Newly emerged sex shops in Poland say they fulfill need but now risk prosecution

March 29, 1991|By Kay Withers | Kay Withers,Special to The Sun

WARSAW, Poland -- In the back room of a Warsaw sex shop, the manager paraded his wares.

"Just like in the West," said Marek Czerwinski of BAKS on Pope John Paul II Street, displaying one of his top-selling items. "Very good quality. Made of a special synthetic material. Looks very realistic."

Disembodied as it was, surrealistic might have been a better word.

"Feel it," urged Mr. Czerwinski, a former fabric printer. "Just like the real thing."

The visitor prodded the proffered goods with a forefinger.

"It sells for 700,000 zlotys," Mr. Czerwinski said. That's a little under half the average monthly wage here. "Of course, we have cheaper models, in plastic, for 310,000 zlotys."

Mr. Czerwinski's chain of four sex shops is part of a cultural revolution that has swept Poland since the Communists were voted from power two years ago.

Despite a reputation for puritanism and a vocal rear-guard action by the Roman Catholic Church, Poles are now supporting about 100 sex shops throughout the country, including 15 in Warsaw.

They are one of the few flourishing sectors of Poland's battered economy. In roughly a year of selling dildos and inflatable dolls, vibrators and condoms and cassettes, aphrodisiacs and erotic magazines, Mr. Czerwinski reported a monthly turnover of some 400 million zlotys from his shops (about $42,000). Others are making more modest profits but are prospering.

Some of the customers are sex-shop stereotypes, like the small, bereted, raincoated clerk who sidled into downtown SEX-Appeal and, after much furtive perusal, asked in a whisper if the store stocked "Brigid," a life-size doll.

Some are ordinary Poles breathing the heady air of Western-style progress. A fresh-faced young couple, their arms around each other, inspected all of SEX-Appeal's wares. In the end, they bought just condoms, a scarcity elsewhere.

Condoms and aphrodisiacs were the top sellers, sales personnel reported, especially among workers and women -- a depressing comment, perhaps, on the stresses of Polish life. "Wives are not satisfied," Mr. Czerwinski said.

Concern for the client marked the sex shop staffs.

"There are reasons why some people cannot find a partner," said Robert Kozuchowski, a student who works as a sex-shop salesman. "Dolls are cheaper than prostitutes and much safer, too."

There are some elements of Polish society slow to accept this revolution, and they are mounting a counterrevolution.

In Lesko, a small town in southern Poland, the weekly Warsaw Voice reported, the parish priest erected a cross at the local sex shop and held prayer meetings there.

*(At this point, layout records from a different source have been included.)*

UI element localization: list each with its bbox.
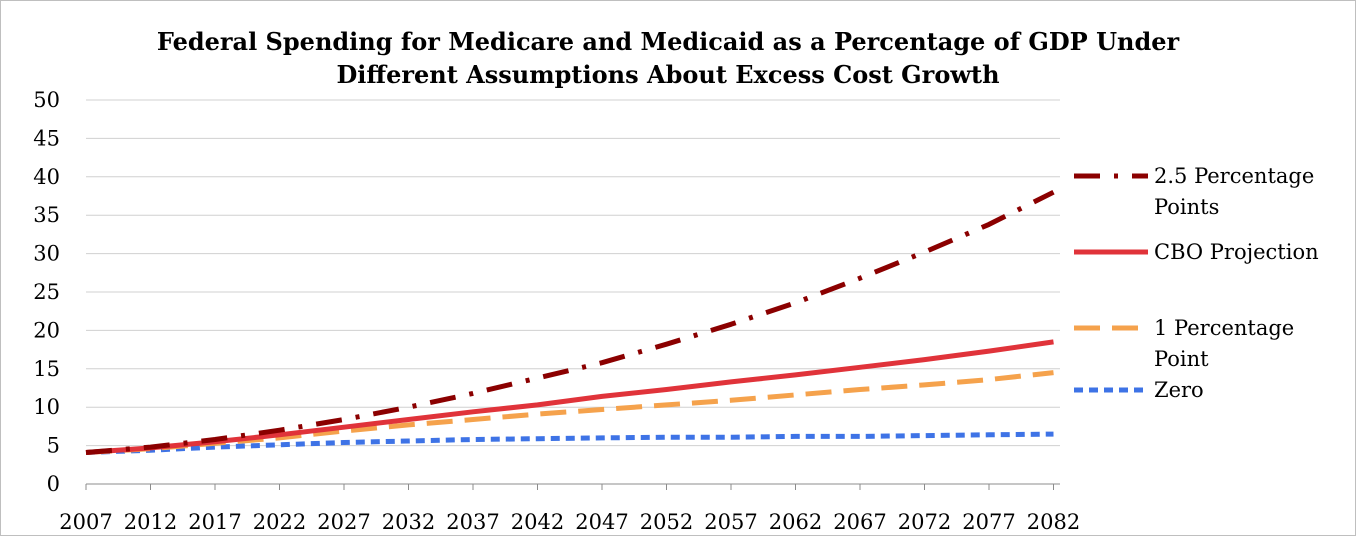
legend-label-2: Point	[1154, 347, 1209, 371]
series-line-1	[85, 339, 1054, 455]
chart-title-line-1: Federal Spending for Medicare and Medica…	[157, 27, 1180, 56]
x-tick-label: 2017	[188, 510, 241, 534]
x-tick-label: 2067	[833, 510, 886, 534]
y-tick-label: 25	[33, 280, 60, 304]
x-tick-label: 2077	[962, 510, 1015, 534]
x-tick-label: 2057	[704, 510, 757, 534]
y-tick-label: 15	[33, 357, 60, 381]
y-tick-label: 45	[33, 126, 60, 150]
legend-label-0: 2.5 Percentage	[1154, 164, 1314, 188]
grid	[86, 99, 1060, 447]
axes: 0 5 10 15 20 25 30 35 40 45 50 2007 2012 2017 2022 2027…	[33, 88, 1080, 534]
x-tick-label: 2072	[898, 510, 951, 534]
series-line-0	[85, 189, 1055, 455]
x-tick-label: 2027	[317, 510, 370, 534]
y-tick-label: 5	[47, 434, 60, 458]
y-tick-label: 0	[47, 472, 60, 496]
x-tick-label: 2042	[511, 510, 564, 534]
x-tick-label: 2062	[769, 510, 822, 534]
x-tick-label: 2032	[382, 510, 435, 534]
y-tick-label: 35	[33, 203, 60, 227]
chart-title-line-2: Different Assumptions About Excess Cost …	[336, 60, 999, 89]
series-line-3	[85, 431, 1054, 455]
y-tick-label: 20	[33, 318, 60, 342]
x-tick-label: 2082	[1027, 510, 1080, 534]
x-tick-label: 2047	[575, 510, 628, 534]
y-tick-label: 30	[33, 242, 60, 266]
legend-label-3: Zero	[1154, 378, 1204, 402]
x-tick-label: 2007	[59, 510, 112, 534]
y-tick-label: 50	[33, 88, 60, 112]
legend-label-2: 1 Percentage	[1154, 316, 1294, 340]
x-tick-label: 2022	[253, 510, 306, 534]
x-tick-label: 2012	[124, 510, 177, 534]
x-tick-label: 2052	[640, 510, 693, 534]
legend: 2.5 Percentage Points CBO Projection 1 Perc…	[1074, 164, 1319, 402]
series-lines	[85, 189, 1055, 455]
y-tick-label: 40	[33, 165, 60, 189]
y-tick-label: 10	[33, 395, 60, 419]
legend-label-0: Points	[1154, 195, 1219, 219]
x-tick-label: 2037	[446, 510, 499, 534]
legend-label-1: CBO Projection	[1154, 240, 1319, 264]
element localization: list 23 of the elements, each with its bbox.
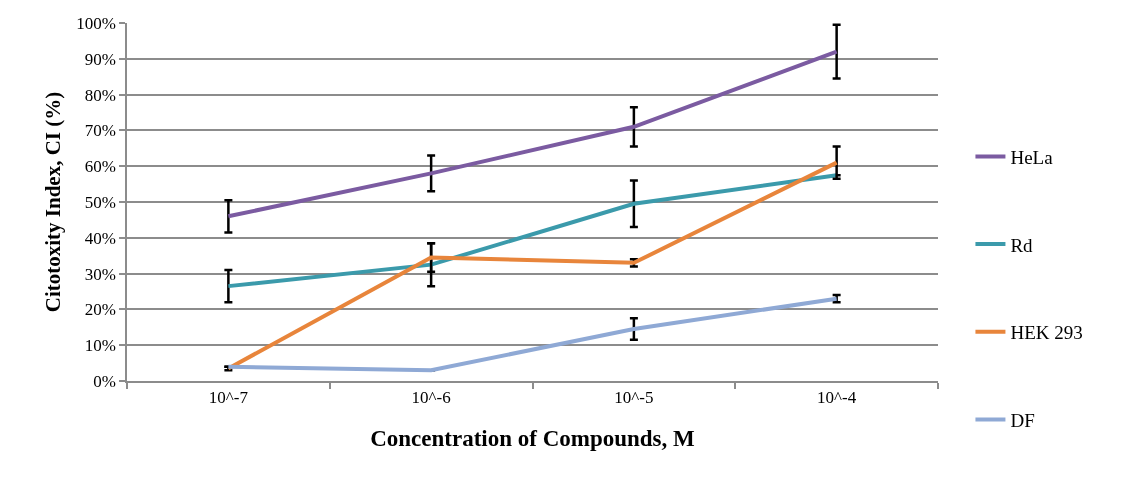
- x-tick-label: 10^-5: [614, 388, 654, 408]
- legend-label: Rd: [1010, 234, 1034, 256]
- y-axis-title: Citotoxity Index, CI (%): [40, 91, 65, 313]
- y-tick-label: 60%: [84, 157, 116, 177]
- y-tick-label: 0%: [93, 371, 116, 391]
- legend-label: HEK 293: [1010, 322, 1083, 344]
- x-axis-title: Concentration of Compounds, M: [370, 426, 696, 452]
- line-series: [226, 160, 839, 371]
- y-tick-label: 100%: [76, 13, 116, 33]
- y-tick-label: 70%: [84, 121, 116, 141]
- x-tick-label: 10^-4: [817, 388, 857, 408]
- legend-label: DF: [1010, 409, 1035, 431]
- y-tick-label: 90%: [84, 49, 116, 69]
- x-tick-label: 10^-6: [411, 388, 451, 408]
- y-tick-label: 40%: [84, 228, 116, 248]
- y-tick-label: 80%: [84, 85, 116, 105]
- y-tick-label: 10%: [84, 336, 116, 356]
- line-series: [226, 49, 839, 219]
- y-tick-label: 20%: [84, 300, 116, 320]
- x-tick-label: 10^-7: [208, 388, 249, 408]
- y-tick-label: 50%: [84, 192, 116, 212]
- y-tick-label: 30%: [84, 264, 116, 284]
- legend-label: HeLa: [1010, 146, 1054, 168]
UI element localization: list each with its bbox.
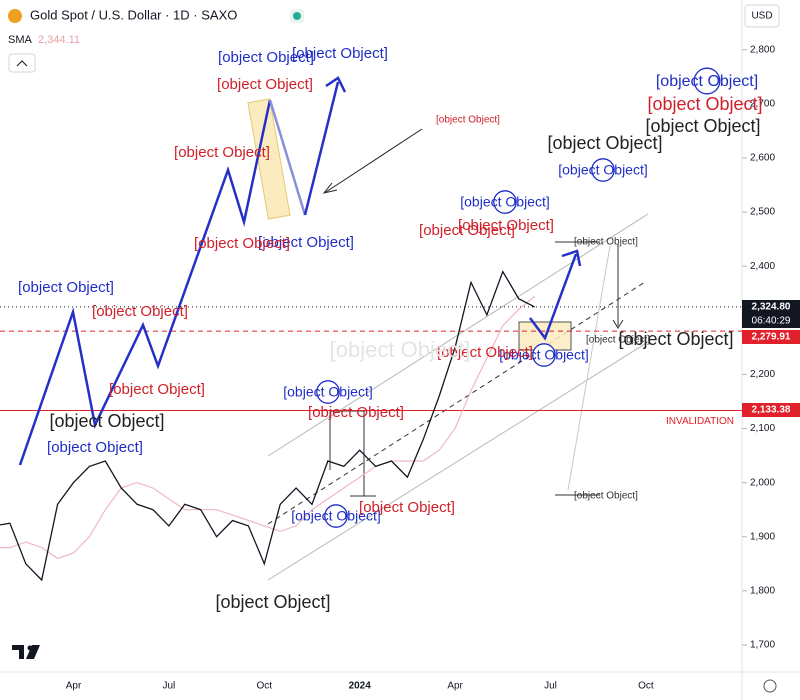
x-tick-label: Apr: [447, 681, 463, 692]
arrow-head: [322, 182, 338, 194]
x-tick-label: Oct: [257, 681, 273, 692]
wave-label: [object Object]: [291, 508, 381, 524]
wave-label: [object Object]: [558, 162, 648, 178]
wave-label: [object Object]: [215, 592, 330, 612]
wave-label: [object Object]: [92, 303, 188, 320]
wave-label: [object Object]: [419, 222, 515, 239]
symbol-icon: [8, 9, 22, 23]
x-tick-label: Oct: [638, 681, 654, 692]
wave-label: [object Object]: [618, 329, 733, 349]
wave-circle: [493, 190, 517, 214]
arrow-head: [325, 76, 347, 93]
wave-label: [object Object]: [574, 491, 638, 502]
arrow-head: [561, 249, 582, 267]
logo: [27, 645, 33, 651]
wave-label: [object Object]: [217, 76, 313, 93]
wave-label: [object Object]: [292, 45, 388, 62]
wave-circle: [316, 380, 340, 404]
wave-label: [object Object]: [499, 347, 589, 363]
sma-line: [0, 295, 535, 560]
collapse-icon: [16, 60, 28, 67]
wave-label: [object Object]: [437, 344, 533, 361]
chart-title: Gold Spot / U.S. Dollar · 1D · SAXO: [30, 7, 237, 22]
price-line: [0, 270, 535, 582]
wave-label: [object Object]: [218, 49, 314, 66]
y-tick-label: 2,800: [750, 44, 775, 55]
price-label: 2,324.80: [752, 302, 791, 313]
watermark: [object Object]: [330, 337, 471, 362]
currency: USD: [751, 11, 772, 22]
y-tick-label: 2,400: [750, 261, 775, 272]
countdown: 06:40:29: [752, 316, 791, 327]
series-layer: [0, 270, 535, 582]
wave-label: [object Object]: [656, 73, 758, 90]
channel-line: [267, 341, 649, 581]
collapse-button[interactable]: [8, 53, 36, 73]
logo: [12, 645, 40, 659]
price-label-box: [742, 403, 800, 417]
wave-projections: [18, 76, 582, 466]
price-label: 2,279.91: [752, 332, 791, 343]
wave-label: [object Object]: [458, 217, 554, 234]
currency-button[interactable]: [744, 4, 780, 28]
y-tick-label: 2,600: [750, 153, 775, 164]
wave-label: [object Object]: [194, 235, 290, 252]
wave-label: [object Object]: [174, 144, 270, 161]
wave-label: [object Object]: [47, 439, 143, 456]
pointer-arrow: [325, 128, 423, 193]
wave-label: [object Object]: [49, 411, 164, 431]
x-tick-label: Apr: [66, 681, 82, 692]
invalidation-label: INVALIDATION: [666, 416, 734, 427]
wave-label: [object Object]: [460, 194, 550, 210]
y-tick-label: 2,500: [750, 207, 775, 218]
wave-circle: [591, 158, 615, 182]
wave-circle: [324, 504, 348, 528]
x-tick-label: Jul: [544, 681, 557, 692]
wave-label: [object Object]: [547, 133, 662, 153]
wave-path: [303, 81, 340, 216]
wave-label: [object Object]: [586, 335, 650, 346]
wave-path: [18, 99, 272, 466]
wave-path: [268, 99, 307, 216]
wave-circle: [532, 343, 556, 367]
indicator-name: SMA: [8, 34, 33, 46]
fib-arrow: [612, 319, 624, 329]
wave-label: [object Object]: [647, 94, 762, 114]
x-tick-label: Jul: [163, 681, 176, 692]
wave-label: [object Object]: [645, 116, 760, 136]
fib-diagonal: [567, 245, 611, 491]
wave-label: [object Object]: [283, 384, 373, 400]
wave-label: [object Object]: [436, 115, 500, 126]
status-dot: [293, 12, 301, 20]
y-tick-label: 1,700: [750, 640, 775, 651]
wave-label: [object Object]: [574, 237, 638, 248]
wave-circle: [693, 67, 721, 95]
y-tick-label: 1,800: [750, 585, 775, 596]
wave-label: [object Object]: [359, 499, 455, 516]
wave-label: [object Object]: [109, 381, 205, 398]
y-tick-label: 2,000: [750, 477, 775, 488]
y-tick-label: 2,200: [750, 369, 775, 380]
price-label-box: [742, 300, 800, 328]
channel-mid: [267, 281, 646, 525]
price-label-box: [742, 330, 800, 344]
y-tick-label: 2,100: [750, 423, 775, 434]
x-tick-label: 2024: [349, 681, 372, 692]
indicator-value: 2,344.11: [38, 34, 80, 46]
settings-icon[interactable]: [763, 679, 777, 693]
wave-label: [object Object]: [308, 404, 404, 421]
wave-label: [object Object]: [18, 279, 114, 296]
price-label: 2,133.38: [752, 405, 791, 416]
wave-path: [529, 253, 578, 341]
y-tick-label: 1,900: [750, 531, 775, 542]
y-tick-label: 2,700: [750, 99, 775, 110]
wave-label: [object Object]: [258, 234, 354, 251]
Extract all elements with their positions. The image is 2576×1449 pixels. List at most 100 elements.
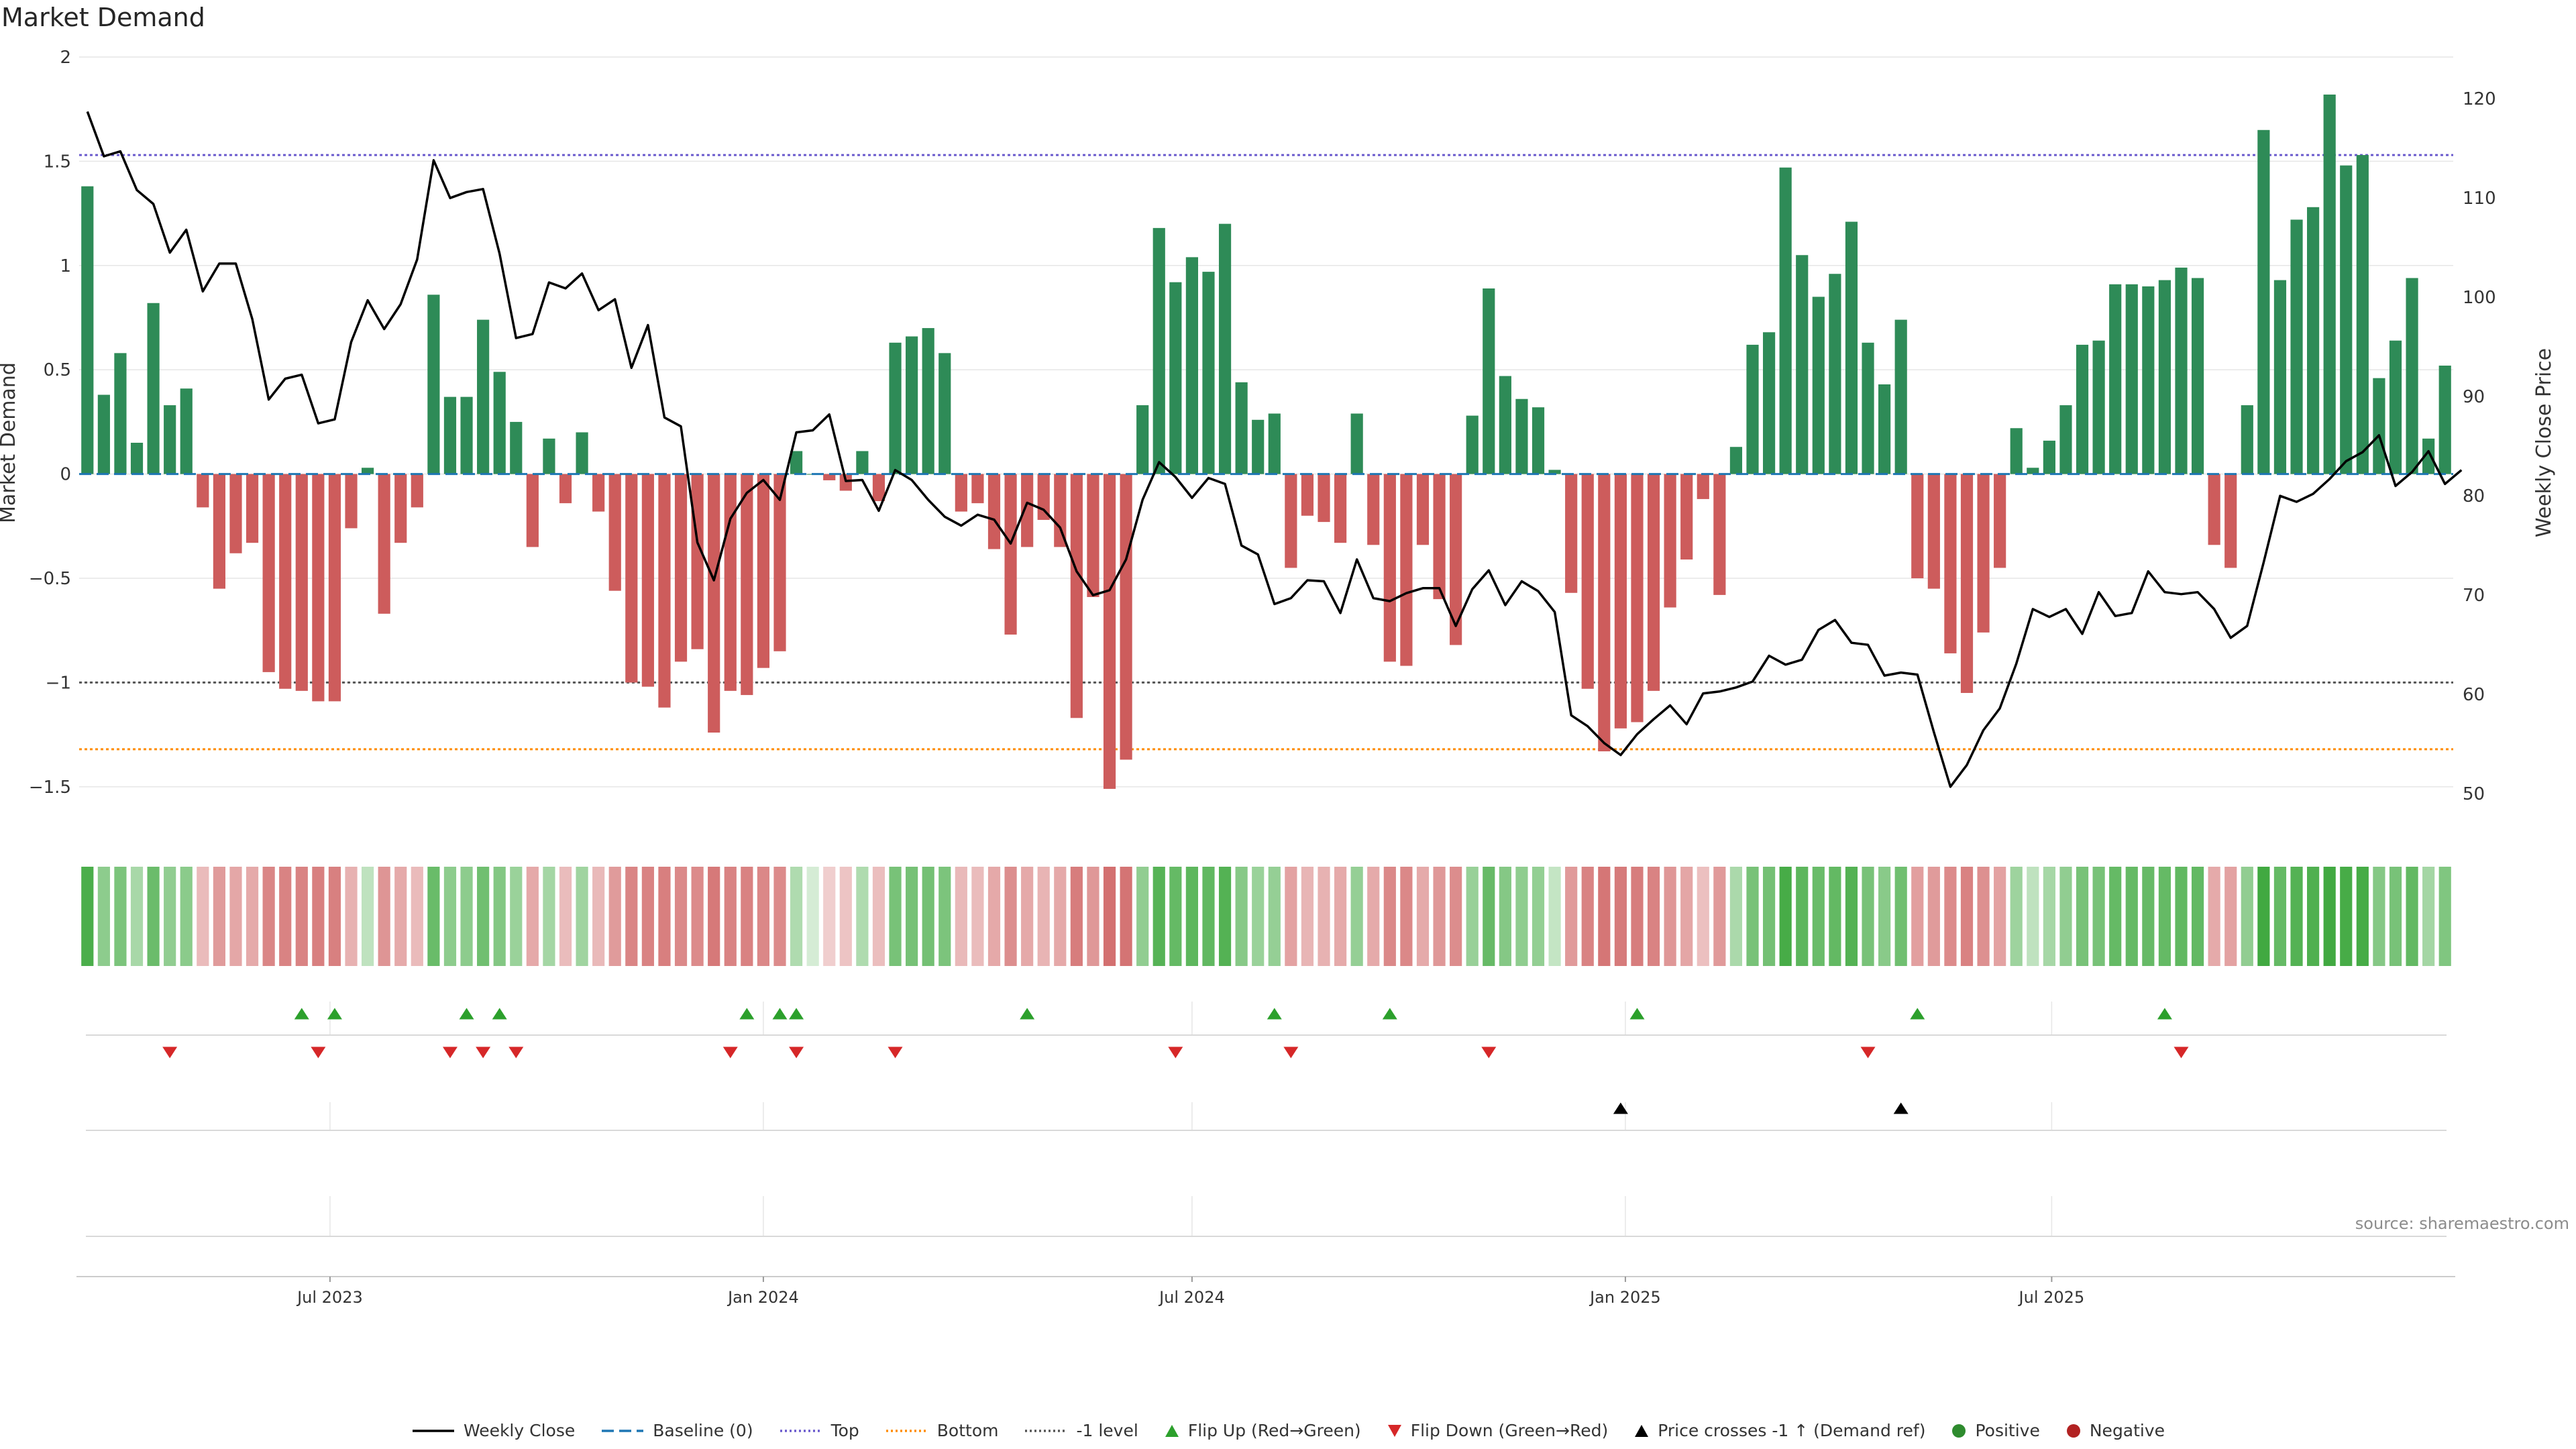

SEX-Appeal's windows were broken in the first week of operation. Molotov cocktails were hurled through the windows and doors, owner Krzysztof Boguszewski said.

Recently, the Justice Ministry weighed in with a diatribe against pornography.

"The spread of pornography and the damage it is doing demands effective action, including criminal proceedings," said Deputy Attorney General Aleksander Herzog. The law does not define pornography, but the Justice Ministry said that certain "graphic representations" should be considered pornographic regardless.

So far the only prosecution of note is that of former Communist government spokesman Jerzy Urban, whose spectacularly successful anti-clerical, anti-government weekly magazine Nie has contained some crude, satirical porn.

But the atmosphere is one of caution. Mr. Czerwinski withdrew all his hard-porn magazines and video cassettes from sale.

Mr. Boguszewski foresees a sex-shop crisis but says that closing the stores would be opening the "Pandora's box" of the fast-growing black market. "Everything would be available everywhere, but without any control," he said.